The others didn't run like I'd expected, instead turning on me with hisses and curses that were almost intelligible. One of them managed to wrap her hand, with the talon at the end of it, around my arm, slicing through my shirt before I grabbed her throat and burned, letting the fury consume me as she struggled, the fury driving my metabolism, building up the proteins until the cut was gone, and so was she, burned out from the inside. Most of them ran then, the few left were quick work to undo. Fury is good for some things.
When the scavengers were disassembled, I turned back to Dari. I searched the woods as panic grew inside of me. The Scavengers shouldn't have been on this side of the river and they hadn't acted right, slowing me down more than they should have. Maybe the scavengers were a diversion for something worse, something that wanted the girl as much as I did. I inhaled deeply smelling the wet woods but nothing human. I began to move faster towards the clearing hoping that she hadn’t changed direction. When I reached the edge of the wood
s before the clearing, I let out a breath I hadn’t noticed I’d been holding.
She sat still, perched on the ledge to look up at the moon. Pale threads of light broke through the mist enough to light her still face. I paused. Even if she did fall, I would manage to pull her out of the river in time.
I heard an ear-shattering scream from the other side of the river. A certifiable nightmare wanted some company. I should get Dariana back home, but how could I get her attention without startling her? I could grab her and carry her home. She couldn’t have weighed a hundred pounds, not that weight mattered when I was burning fury, but it seemed like it would make a bad first impression. The first impression seemed important, particularly considering the fact that there likely wouldn't be a second.
I stared at her, watching through the fog, and wondered if I’d been mistaken the first time. Did she really have no soul? I concentrated until I could make out the life that flickered from the plants and across the river the red brand of the eager nightmare. Everything else, all the life in the world disappeared when I saw her soul hovering around her.
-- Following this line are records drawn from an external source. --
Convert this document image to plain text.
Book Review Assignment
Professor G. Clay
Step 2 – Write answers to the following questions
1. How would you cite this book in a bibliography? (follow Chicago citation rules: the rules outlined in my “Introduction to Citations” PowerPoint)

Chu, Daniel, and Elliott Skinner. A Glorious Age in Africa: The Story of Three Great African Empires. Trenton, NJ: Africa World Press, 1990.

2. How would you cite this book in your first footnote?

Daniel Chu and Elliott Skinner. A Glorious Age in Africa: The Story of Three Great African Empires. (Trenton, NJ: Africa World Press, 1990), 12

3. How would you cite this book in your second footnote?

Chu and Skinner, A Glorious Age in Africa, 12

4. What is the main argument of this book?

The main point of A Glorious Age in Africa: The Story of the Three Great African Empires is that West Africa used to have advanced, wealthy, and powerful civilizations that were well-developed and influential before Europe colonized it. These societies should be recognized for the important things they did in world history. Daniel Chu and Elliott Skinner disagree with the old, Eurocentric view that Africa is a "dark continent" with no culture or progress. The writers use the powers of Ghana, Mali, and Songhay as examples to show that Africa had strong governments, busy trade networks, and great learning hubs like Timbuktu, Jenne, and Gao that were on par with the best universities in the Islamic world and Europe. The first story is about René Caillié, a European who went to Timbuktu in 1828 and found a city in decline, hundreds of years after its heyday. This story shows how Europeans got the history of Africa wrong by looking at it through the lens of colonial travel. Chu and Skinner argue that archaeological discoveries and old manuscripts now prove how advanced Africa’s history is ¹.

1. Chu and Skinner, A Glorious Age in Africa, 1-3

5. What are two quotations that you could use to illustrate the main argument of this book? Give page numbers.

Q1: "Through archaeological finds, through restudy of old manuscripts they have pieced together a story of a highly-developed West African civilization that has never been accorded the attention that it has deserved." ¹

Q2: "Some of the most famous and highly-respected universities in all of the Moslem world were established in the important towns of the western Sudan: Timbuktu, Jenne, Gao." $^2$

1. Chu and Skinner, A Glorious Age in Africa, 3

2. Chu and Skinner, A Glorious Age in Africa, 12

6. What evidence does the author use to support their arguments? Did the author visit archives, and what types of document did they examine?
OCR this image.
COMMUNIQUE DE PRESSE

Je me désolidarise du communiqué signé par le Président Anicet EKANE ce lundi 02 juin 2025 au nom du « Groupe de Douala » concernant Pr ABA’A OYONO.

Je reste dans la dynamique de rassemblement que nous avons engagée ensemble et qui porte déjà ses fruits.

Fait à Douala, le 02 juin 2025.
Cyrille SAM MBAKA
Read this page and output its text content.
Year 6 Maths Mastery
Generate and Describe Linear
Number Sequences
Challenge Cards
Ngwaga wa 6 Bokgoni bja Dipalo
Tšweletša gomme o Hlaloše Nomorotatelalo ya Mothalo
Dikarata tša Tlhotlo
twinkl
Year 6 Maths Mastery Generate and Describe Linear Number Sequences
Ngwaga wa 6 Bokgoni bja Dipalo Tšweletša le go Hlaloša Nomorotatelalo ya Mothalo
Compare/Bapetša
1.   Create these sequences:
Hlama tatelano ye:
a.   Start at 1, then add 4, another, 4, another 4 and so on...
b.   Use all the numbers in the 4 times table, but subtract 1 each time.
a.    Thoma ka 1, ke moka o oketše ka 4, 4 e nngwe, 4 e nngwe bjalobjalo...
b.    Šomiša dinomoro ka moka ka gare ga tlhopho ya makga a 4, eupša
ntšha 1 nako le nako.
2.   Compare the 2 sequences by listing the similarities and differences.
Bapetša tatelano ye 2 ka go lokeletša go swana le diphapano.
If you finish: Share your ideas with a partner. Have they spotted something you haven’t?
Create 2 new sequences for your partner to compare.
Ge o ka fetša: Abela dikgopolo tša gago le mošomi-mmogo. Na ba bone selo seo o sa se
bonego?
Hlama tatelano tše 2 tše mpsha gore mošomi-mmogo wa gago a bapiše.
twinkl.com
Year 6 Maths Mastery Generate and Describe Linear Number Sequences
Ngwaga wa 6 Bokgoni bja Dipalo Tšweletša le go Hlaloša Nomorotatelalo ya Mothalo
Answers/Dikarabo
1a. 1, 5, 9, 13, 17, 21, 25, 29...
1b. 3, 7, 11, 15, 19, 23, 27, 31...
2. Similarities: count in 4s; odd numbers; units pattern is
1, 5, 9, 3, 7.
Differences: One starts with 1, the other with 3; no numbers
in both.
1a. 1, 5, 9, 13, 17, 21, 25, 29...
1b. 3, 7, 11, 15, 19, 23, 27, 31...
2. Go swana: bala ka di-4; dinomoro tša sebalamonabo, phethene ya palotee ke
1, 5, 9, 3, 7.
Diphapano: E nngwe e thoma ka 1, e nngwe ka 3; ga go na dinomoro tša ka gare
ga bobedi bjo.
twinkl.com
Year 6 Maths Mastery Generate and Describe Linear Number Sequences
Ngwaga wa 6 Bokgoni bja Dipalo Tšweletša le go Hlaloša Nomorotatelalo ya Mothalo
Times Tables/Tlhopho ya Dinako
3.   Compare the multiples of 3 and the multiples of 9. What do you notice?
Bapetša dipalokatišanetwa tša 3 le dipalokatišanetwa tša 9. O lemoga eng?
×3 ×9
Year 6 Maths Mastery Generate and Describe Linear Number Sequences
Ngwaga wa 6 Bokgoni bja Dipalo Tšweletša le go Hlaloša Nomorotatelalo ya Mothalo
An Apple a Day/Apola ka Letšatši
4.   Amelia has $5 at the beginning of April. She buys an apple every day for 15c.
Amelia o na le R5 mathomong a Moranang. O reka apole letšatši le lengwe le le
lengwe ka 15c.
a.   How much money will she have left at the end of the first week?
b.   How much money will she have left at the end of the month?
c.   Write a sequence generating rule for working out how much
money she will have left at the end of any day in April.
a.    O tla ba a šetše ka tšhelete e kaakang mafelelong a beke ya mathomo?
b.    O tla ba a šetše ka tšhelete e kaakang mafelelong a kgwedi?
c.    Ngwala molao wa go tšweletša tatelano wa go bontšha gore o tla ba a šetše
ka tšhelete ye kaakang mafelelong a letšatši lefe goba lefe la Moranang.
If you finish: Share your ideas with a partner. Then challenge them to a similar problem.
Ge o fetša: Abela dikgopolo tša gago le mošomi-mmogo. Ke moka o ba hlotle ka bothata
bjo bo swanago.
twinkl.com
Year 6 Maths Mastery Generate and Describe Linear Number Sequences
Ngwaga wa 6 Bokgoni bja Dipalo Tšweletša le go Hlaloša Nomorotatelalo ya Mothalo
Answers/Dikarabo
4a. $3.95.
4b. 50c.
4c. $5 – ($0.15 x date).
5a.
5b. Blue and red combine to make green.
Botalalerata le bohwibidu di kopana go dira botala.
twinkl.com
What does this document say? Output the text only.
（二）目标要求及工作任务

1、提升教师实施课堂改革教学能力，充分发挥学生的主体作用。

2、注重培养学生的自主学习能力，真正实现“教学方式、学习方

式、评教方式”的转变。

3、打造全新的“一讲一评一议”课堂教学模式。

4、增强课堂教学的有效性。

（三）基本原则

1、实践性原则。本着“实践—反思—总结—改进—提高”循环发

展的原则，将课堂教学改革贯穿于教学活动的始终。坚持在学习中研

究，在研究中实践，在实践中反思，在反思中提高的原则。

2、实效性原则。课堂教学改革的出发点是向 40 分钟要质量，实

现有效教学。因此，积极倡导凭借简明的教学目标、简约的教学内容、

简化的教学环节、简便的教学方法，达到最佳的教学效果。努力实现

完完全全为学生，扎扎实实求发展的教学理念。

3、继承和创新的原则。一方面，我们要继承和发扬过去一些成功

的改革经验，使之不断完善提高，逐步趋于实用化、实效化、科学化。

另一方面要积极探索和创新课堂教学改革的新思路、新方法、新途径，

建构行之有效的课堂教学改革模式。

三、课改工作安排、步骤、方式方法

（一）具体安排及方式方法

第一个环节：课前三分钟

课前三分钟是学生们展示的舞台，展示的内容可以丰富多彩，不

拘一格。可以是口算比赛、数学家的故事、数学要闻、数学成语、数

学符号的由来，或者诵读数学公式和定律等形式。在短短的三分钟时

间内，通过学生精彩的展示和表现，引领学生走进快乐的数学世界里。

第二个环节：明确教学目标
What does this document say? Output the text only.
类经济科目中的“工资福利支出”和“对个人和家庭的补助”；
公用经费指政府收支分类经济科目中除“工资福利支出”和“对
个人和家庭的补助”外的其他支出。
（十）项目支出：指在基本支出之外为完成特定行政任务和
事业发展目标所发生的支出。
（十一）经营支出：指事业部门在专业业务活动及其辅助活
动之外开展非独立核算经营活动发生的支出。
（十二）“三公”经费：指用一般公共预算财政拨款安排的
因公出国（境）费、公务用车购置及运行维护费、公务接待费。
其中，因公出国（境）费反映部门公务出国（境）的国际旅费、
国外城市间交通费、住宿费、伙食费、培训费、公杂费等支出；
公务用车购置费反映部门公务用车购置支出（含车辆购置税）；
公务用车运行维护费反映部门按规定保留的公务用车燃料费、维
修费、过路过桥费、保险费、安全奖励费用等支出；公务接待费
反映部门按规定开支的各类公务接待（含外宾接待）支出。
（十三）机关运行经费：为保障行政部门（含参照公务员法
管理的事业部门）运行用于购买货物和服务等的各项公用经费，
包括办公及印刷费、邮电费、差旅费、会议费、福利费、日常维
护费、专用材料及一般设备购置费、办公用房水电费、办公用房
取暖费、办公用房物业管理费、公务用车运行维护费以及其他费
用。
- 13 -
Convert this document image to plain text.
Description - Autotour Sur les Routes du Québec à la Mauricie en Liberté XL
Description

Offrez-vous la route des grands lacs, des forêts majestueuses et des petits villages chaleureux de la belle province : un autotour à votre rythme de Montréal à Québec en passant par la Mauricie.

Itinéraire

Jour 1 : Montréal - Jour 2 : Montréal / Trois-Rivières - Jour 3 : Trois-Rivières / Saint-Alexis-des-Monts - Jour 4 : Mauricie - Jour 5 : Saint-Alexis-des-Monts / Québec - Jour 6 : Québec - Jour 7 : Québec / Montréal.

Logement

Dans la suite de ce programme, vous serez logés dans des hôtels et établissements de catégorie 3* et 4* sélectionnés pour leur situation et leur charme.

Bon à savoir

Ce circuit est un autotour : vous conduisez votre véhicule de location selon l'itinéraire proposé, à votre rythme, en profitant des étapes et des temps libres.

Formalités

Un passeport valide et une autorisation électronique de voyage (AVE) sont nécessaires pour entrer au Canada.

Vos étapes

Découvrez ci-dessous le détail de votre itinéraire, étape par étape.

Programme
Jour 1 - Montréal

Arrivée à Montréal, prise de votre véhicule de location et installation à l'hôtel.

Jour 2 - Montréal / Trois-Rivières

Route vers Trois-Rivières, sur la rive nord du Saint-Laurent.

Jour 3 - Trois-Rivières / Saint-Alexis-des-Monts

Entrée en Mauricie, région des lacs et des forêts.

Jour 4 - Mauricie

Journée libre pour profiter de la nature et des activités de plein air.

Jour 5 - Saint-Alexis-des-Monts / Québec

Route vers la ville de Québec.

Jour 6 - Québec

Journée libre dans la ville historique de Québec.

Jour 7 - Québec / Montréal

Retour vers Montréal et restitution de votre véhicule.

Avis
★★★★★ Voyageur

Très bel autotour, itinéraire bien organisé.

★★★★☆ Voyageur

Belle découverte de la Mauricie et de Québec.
She had a soul, or at least she’d had it at one time, but it was outside of her now, a quivering iridescence of perfect purity and breathtaking beauty. I stepped forward without thinking and snapped a stick beneath my boot. I blinked her back into focus and saw her staring in my direction as if she could see me in the dark. I took a few steps forward until she saw my outline.
“What are you doing here?” I asked and realized how gruff I sounded.
She opened her mouth but nothing came out.
“It’s probably not the best idea for you to wander around in the woods at night.”
She looked down and hunched deeper into the trench coat.
“You look cold. Maybe I can make a fire for you.” A fire was a terrible idea but I couldn’t stand to watch her shiver. A fire would draw her uncles. It would draw all sorts of unwanted attention but in the meantime it would get her warm. It seemed like the least I could do.